Every fly counts
Millions of insect species are becoming extinct before they are even discovered. The Museum of Natural History in Berlin is using AI in a race against time.
The robot’s eye glides over the petri dish soundlessly. The dish contains dozens of tiny black dots that are barely bigger than poppy seeds. “This is the difficult part,” Rudolf Meier says, adding that “the robot does not know where anything is, what it is, and what size it is”.
Rudolf Meier is an insect researcher and evolution biologist. He is the Head of the Centre for Integrative Biodiversity Discovery at the Museum of Natural History in Berlin, and his goal is to revolutionise the way in which biodiversity is registered. A glass box that is connected to a laptop: the device he is currently working with is called a diversity scanner, and it does not look particularly spectacular at first glance. What this machine can do is, however, remarkable: it automatically photographs, measures and sorts insects and prepares them for DNA analysis. The resulting images and data are used for training AI models that are to independently identify insects in the future. Meier’s team has developed this device together with robotics and artificial intelligence experts from the Karlsruhe Institute of Technology (KIT).
The camera eye is lowered over a dot very slowly. A moment later, a twenty times magnified image appears on the screen. It shows a common type of fly. “Diplonevra nitidula is one of the most common species in Europe,” Rudolf Meier says. “We catch lots of those, when we set up traps.”
We cannot protect what we do not know
It is a very worthwhile effort. While this type of fly is very common, we know surprisingly little about it. And that’s despite the fact that common species are doing most of the work in ecosystems. Meier explains that their decline can have more severe consequences than the disappearance of a rare species that fulfils a special function. Nevertheless, research used to focus on so-called charismatic species for a long time. These tend to be large animals that have a broad appeal or are threatened. “This distorts what we know about nature,” Rudolf Meier states. He mentions the around 27,000 Natura 2000 areas as an example, which make up Europe’s biggest network of protected areas. These are considered a central instrument of European nature conservation policy. A large share of species remains unidentified, despite the fact that organisms leave genetic traces in the soil and in water. It is often impossible to classify them as a species due to a lack of international reference data. As a result, they remain “dark taxa” – traces of unidentified life forms – that make an effective implementation of European protection strategies difficult.
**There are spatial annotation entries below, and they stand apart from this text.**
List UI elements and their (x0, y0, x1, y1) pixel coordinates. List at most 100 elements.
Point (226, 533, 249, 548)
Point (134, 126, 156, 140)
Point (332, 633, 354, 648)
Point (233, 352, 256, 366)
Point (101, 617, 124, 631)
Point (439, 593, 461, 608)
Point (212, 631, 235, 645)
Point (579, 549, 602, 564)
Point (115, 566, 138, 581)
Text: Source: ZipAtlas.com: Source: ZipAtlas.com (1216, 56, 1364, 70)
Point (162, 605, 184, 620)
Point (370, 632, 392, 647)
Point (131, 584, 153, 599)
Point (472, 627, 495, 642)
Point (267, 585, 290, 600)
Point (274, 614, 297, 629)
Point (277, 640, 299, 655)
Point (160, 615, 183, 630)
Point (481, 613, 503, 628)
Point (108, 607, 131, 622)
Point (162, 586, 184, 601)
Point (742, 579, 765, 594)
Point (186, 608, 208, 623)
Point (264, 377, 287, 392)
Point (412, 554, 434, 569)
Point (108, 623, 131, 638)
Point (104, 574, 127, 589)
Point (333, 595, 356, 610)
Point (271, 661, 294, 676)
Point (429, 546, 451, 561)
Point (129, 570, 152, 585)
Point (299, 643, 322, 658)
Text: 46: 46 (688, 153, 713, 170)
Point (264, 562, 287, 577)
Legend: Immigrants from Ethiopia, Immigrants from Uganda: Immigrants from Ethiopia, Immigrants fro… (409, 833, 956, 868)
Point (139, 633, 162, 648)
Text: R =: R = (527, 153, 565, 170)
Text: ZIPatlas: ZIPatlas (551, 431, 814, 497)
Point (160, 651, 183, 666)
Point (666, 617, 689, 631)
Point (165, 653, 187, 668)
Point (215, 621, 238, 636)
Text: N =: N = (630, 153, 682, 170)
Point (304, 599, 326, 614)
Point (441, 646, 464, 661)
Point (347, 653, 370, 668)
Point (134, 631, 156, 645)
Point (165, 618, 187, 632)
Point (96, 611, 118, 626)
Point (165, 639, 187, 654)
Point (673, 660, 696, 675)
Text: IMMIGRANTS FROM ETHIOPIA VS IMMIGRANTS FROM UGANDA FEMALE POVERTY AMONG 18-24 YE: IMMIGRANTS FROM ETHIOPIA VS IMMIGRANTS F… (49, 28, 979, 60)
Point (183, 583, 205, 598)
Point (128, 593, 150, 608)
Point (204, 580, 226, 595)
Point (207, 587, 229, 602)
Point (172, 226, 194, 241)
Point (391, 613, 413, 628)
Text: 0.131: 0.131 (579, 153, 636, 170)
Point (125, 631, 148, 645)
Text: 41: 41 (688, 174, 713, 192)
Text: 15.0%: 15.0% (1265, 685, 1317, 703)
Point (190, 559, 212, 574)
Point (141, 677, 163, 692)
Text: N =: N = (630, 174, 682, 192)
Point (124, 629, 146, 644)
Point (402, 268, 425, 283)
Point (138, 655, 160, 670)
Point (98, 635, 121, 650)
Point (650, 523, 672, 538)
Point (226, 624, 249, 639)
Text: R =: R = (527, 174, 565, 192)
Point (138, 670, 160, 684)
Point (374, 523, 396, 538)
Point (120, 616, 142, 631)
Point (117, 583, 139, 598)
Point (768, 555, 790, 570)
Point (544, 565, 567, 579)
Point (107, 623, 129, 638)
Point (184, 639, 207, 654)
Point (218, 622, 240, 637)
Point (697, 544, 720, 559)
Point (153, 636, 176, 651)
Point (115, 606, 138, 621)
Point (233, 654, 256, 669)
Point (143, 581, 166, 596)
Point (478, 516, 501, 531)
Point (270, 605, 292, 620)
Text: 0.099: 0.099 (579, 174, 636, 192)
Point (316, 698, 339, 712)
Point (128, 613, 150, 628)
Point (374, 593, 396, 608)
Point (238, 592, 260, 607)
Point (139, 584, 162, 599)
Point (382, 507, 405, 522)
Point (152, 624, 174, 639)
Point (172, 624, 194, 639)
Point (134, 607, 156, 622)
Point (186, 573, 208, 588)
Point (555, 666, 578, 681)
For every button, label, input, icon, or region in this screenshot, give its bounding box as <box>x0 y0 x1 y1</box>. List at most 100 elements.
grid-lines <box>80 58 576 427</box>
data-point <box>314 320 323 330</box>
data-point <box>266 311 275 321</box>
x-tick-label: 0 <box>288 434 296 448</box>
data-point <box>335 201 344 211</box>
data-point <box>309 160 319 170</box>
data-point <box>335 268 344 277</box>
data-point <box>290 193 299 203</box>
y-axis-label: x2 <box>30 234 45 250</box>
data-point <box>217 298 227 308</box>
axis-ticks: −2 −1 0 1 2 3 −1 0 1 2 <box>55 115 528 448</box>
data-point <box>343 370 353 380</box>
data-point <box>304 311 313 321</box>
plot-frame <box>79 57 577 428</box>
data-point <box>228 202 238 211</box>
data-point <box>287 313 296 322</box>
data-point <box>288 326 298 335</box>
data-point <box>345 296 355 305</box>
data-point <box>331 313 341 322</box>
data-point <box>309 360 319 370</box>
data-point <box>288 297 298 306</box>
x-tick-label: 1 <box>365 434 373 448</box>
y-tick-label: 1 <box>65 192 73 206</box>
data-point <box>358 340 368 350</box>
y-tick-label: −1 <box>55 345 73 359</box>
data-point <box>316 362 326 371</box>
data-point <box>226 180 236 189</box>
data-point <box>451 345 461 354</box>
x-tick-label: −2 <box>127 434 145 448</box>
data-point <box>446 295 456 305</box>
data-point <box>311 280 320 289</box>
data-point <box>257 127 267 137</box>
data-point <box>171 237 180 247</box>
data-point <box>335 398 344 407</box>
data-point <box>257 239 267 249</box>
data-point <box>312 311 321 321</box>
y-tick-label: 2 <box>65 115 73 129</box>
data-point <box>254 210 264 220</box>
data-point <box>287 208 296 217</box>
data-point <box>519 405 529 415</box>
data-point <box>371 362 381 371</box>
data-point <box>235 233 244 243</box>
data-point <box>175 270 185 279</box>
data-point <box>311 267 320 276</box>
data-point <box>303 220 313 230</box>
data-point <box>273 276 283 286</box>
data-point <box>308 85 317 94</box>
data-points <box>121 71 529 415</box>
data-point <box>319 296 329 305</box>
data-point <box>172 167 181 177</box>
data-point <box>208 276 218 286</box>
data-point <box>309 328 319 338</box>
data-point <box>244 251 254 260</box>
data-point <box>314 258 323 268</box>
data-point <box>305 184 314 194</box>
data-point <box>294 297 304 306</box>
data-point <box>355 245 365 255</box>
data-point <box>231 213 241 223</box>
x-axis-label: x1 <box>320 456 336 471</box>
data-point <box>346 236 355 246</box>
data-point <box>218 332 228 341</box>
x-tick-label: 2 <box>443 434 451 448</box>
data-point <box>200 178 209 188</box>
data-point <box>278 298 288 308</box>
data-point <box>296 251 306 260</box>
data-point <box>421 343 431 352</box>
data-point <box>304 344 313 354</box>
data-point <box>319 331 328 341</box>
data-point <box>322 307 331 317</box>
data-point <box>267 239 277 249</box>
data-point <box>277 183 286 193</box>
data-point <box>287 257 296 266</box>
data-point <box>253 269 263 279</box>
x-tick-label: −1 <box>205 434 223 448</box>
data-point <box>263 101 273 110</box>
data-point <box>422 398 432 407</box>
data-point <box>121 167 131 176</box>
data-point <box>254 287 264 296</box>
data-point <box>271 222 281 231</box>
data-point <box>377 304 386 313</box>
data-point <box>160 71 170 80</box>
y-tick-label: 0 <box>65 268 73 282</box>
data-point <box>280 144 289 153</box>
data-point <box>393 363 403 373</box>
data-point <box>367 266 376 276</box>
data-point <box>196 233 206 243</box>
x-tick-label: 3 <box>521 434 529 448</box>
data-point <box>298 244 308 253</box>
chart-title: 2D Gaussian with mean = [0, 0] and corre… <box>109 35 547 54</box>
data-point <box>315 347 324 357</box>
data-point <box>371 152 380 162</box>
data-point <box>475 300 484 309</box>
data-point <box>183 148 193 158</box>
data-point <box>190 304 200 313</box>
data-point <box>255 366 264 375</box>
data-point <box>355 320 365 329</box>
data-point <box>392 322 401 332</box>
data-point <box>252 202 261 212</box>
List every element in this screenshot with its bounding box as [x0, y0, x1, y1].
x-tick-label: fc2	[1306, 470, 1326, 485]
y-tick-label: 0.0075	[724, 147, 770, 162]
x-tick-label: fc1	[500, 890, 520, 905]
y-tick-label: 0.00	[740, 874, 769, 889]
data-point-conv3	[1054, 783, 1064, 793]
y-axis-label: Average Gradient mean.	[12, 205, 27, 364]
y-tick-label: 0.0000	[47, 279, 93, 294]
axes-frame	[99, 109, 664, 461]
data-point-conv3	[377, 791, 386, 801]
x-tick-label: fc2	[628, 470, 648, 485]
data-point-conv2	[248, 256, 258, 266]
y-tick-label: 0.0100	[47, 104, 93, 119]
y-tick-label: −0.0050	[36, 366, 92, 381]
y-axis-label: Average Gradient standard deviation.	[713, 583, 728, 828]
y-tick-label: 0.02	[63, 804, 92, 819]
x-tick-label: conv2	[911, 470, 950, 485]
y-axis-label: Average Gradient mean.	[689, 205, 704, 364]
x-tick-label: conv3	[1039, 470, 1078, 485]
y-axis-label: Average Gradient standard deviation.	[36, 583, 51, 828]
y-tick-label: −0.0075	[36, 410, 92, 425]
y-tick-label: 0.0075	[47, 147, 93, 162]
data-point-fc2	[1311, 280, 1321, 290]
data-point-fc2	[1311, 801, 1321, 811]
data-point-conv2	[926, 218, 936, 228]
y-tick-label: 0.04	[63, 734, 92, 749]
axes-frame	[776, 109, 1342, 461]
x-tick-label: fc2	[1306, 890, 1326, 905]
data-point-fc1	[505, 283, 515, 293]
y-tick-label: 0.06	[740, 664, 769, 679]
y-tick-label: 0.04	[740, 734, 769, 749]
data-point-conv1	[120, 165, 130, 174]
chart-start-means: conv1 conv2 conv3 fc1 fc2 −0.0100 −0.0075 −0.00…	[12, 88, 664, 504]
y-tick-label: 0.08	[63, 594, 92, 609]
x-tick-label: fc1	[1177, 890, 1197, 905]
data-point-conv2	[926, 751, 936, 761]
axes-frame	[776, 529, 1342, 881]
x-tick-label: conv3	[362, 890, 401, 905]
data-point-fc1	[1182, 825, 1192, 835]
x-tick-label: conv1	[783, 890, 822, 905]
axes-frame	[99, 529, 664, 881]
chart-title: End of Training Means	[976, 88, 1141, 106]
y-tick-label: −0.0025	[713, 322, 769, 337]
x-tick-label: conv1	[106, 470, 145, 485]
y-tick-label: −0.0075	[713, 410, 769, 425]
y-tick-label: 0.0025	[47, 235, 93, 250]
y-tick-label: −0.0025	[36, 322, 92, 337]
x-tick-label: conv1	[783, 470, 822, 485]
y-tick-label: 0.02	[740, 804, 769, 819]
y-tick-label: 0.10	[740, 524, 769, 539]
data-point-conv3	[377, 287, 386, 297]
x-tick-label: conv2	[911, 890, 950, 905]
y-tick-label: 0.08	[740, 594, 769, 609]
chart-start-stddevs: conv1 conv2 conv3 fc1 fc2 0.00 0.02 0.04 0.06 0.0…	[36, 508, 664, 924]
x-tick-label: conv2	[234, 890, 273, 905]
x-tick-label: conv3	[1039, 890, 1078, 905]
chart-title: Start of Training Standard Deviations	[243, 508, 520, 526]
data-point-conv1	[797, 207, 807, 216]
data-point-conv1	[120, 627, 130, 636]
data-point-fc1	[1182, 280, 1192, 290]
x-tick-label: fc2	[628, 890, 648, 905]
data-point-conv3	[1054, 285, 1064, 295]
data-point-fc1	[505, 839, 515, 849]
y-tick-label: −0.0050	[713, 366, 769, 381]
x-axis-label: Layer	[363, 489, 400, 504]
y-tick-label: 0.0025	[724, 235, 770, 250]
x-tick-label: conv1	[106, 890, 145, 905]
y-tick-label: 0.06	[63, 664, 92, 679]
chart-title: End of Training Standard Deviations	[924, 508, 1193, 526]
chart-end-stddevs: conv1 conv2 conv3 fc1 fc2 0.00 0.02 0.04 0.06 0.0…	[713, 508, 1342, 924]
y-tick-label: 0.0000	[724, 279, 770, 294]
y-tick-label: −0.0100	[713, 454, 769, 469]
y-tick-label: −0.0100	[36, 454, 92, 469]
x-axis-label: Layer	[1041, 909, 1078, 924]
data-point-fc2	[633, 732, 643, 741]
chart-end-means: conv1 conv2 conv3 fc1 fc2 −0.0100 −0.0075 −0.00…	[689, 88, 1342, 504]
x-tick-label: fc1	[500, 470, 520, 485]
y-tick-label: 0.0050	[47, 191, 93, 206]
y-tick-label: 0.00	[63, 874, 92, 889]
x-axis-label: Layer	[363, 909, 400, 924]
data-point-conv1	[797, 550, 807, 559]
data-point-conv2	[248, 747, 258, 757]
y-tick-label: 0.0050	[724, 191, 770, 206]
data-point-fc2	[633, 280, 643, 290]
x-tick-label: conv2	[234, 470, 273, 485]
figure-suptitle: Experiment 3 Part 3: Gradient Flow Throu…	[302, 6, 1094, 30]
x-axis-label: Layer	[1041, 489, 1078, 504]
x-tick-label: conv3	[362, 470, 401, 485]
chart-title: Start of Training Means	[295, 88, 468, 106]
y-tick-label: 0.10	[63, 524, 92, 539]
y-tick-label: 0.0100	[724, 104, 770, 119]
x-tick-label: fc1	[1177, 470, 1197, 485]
Bringing light to the darkness of unidentified species
Researchers across Europe are working on identifying dark taxa. Scientific collections such as the Museum of Natural History in Berlin are among the central hubs of this type of research. Insects have been collected and documented at the museum for over 150 years. These reference specimen are key when it comes to identifying new discoveries. Rudolf Meier’s team cooperates with numerous partners around the world, for example in the context of the Horizon Europe Biodiversity and ecosystem services programme.
Museum of Natural History in Berlin
One of the world’s biggest natural history museums can be found at the heart of Berlin. Animals, plants and fossils have been collected here for over 200 years. The collection comprises 30 million objects, including some 15 million insects. The museum is among the world’s leading evolution and biodiversity research facilities. Its best-known exhibit is a dinosaur skeleton that is over 13 metres tall. Nowadays, the natural history museum also uses robots and AI for its research work, aiming to gradually make its collection digitally accessible.
World’s first 3D scanner for insects
The Museum of Natural History in Berlin has a collection of 30 million reference specimen. Half of these are insects that are either stored in entomological boxes dried and pinned (such as Diplonevra nitidula) or preserved in 70 percent alcohol. The museum has been working on digitalising its collection for a number of years now, so international researchers do not have to travel to Berlin in order to compare specimens to the reference specimens. In its digitize! exhibition, the museum’s visitors are even able to watch three digitisation devices at work, including the world’s first 3D scanner for insects. It takes 25,000 pictures of an insect and then compiles the image from close to 400 perspectives.
Rudolf Meier points out that this is not enough, in consideration of the rapid loss in biodiversity. “We need to describe species ten times more quickly. Insects need to be digitalised in the same way as books in a library,” he says, adding that he thinks of his laboratory as a “biodiversity knowledge factory” in which the identification of species is taking place increasingly automatically. Robots, DNA analyses and AI are used to identify species more quickly and to record their distribution.
Yet time is running out. Species that we don’t even know exist are becoming extinct on a daily basis. This is a race against biodiversity loss in which every single insect counts.